For me, that is like I didn’t think I had the ability to be in a place for this long and still
be able to make a positive impact without having unnecessary conflicts at work. I’m still amazed at that. I never knew that I could manage situation on people because you’re interfacing your colleagues. You’re interfacing your superiors. You’re interfacing your subordinates and other people from other departments. Always go to work and come back and say, “Oh, it was a good day. I didn’t have any conflict with someone.” Then, for me, that’s one thing I’ll applaud myself for.
[00:14:42] RT: Okay.

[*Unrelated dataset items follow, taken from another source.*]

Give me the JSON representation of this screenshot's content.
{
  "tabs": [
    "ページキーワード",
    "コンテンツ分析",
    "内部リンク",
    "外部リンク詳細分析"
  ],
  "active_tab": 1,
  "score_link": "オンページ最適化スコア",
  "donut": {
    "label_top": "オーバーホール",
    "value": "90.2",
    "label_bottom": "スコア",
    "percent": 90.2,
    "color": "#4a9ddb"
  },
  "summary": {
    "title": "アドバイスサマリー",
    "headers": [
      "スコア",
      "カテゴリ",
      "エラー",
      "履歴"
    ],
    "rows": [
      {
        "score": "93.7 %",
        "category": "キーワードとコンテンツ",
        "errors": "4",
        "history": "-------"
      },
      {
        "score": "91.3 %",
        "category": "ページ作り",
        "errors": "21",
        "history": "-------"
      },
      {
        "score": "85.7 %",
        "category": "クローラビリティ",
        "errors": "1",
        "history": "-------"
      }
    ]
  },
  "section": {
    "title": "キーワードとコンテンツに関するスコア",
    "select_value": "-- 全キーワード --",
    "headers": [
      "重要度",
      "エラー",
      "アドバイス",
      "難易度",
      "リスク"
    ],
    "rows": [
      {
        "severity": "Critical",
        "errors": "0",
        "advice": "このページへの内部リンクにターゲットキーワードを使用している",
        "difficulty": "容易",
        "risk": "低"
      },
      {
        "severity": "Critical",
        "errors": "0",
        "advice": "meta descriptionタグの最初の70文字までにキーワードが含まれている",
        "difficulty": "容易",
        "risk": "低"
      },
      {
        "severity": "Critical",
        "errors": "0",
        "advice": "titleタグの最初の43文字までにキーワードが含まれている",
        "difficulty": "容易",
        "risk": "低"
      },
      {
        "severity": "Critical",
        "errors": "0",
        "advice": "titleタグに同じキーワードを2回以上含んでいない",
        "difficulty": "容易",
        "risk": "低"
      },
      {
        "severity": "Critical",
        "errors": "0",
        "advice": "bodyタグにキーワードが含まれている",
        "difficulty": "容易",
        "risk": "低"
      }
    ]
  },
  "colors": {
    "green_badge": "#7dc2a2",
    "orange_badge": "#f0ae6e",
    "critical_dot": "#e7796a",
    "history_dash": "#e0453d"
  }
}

So 20 years. I’m curious, how do you take care of yourself? How do you sustain the stamina of leading and doing this work on a advocacy basis for people you represent and then do it day after day for 20 years?

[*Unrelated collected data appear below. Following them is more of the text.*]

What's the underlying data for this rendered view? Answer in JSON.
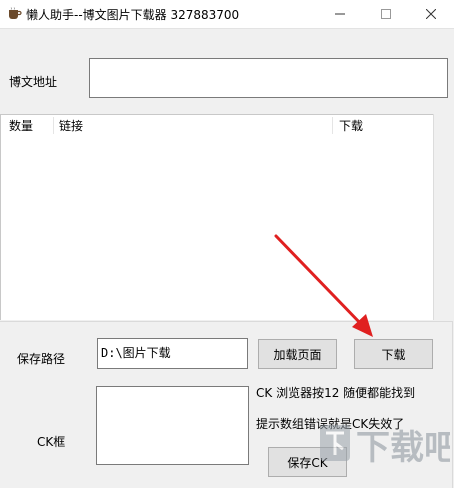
{
  "window": {
    "title": "懒人助手--博文图片下载器  327883700",
    "minimize_icon": "minimize-icon",
    "maximize_icon": "maximize-icon",
    "close_icon": "close-icon"
  },
  "url_field": {
    "label": "博文地址",
    "value": ""
  },
  "table": {
    "columns": [
      "数量",
      "链接",
      "下载"
    ],
    "rows": []
  },
  "save_path": {
    "label": "保存路径",
    "value": "D:\\图片下载"
  },
  "buttons": {
    "load_page": "加载页面",
    "download": "下载",
    "save_ck": "保存CK"
  },
  "ck": {
    "label": "CK框",
    "value": "",
    "hint_1": "CK 浏览器按12 随便都能找到",
    "hint_2": "提示数组错误就是CK失效了"
  },
  "annotation_arrow_color": "#e02020",
  "watermark": {
    "text": "下载吧"
  }
}
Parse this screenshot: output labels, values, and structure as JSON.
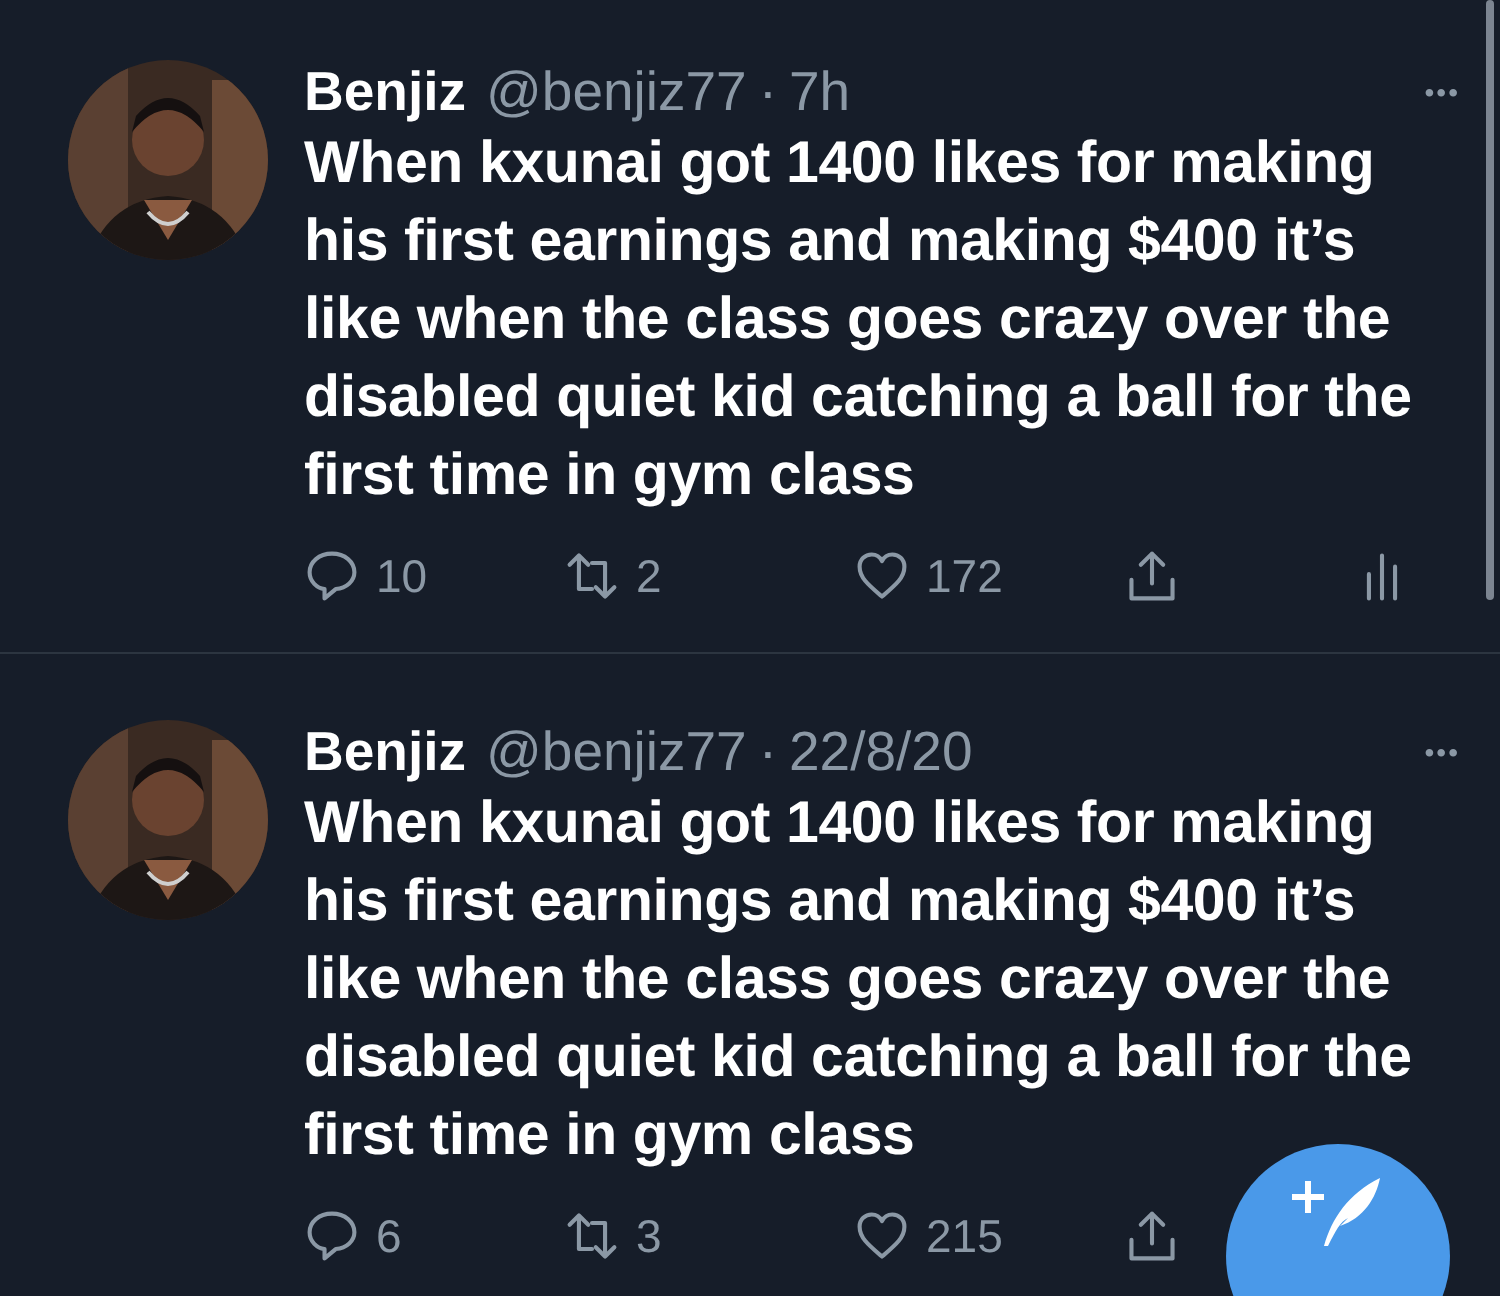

[00:14:57] LDG: I think because it’s not like you do just one kind of work. Or it’s not just – so there are different issues that pop up, and most of these issues are interesting issues. It could be bills. It could be going on oversight. It could be an interfacing with civil societies and NGOs. It could be going to ministries, departments, and agencies to check the work they’re doing. So it’s quite a lot of things at the same time happening. It could be going into the chamber as a clerk at the table, taking down votes and proceedings during planned recessions. It’s not like you’re doing one thing at the same time.
But I think, for me, I would say I was lucky to have actually stumbled into research also because also that came accidental. I had – a group of people needed someone from the house to talk to. In talking to them, the principal investigator just asked, “What did you study?” I said sociology. He said, “Oh, wow.” He said, “We needed a secretary to come for the focal, a focus group discussion, where we’re doing the research. Do you think you’ll be free on Thursday?”
I checked my calendar. I was free. I came down, took down the reports for them. I think what I tell my subordinates is whatever you’re doing, make sure you do it with a sense of purpose and honor. You understand? Because while the meeting was going, at the end of the first day, I gave them the report. I think that was what wowed them like, “You’re done with the report?” I said, “Yes, it’s just a draft. So just vet through it and let me know if there are other things, other changes you want.”
The next day, I went for the second day. I was like, “This thing is interesting.” The PI looked at me and said, “What role do you think your organization can play in this research?” I said, “Well, my organization is law-making body. So we practically make policies in the highest level because making laws is the highest form of policy.” He said, “Oh.” So I read it up, implementation science, how you involve policy makers into research. I read it up, and I became the site lead for that research in my organization.
For the past five years, I’ve been doing that on part-time basis. You understand. Like we – for me, because I love to work, I don’t like being idle, actually, to be honest. I love engaging in my mind. I will tell colleagues, and they tell me. They say the clause in Hausa, king of work. They call me Sarauniyar aiki. That’s like queen of work.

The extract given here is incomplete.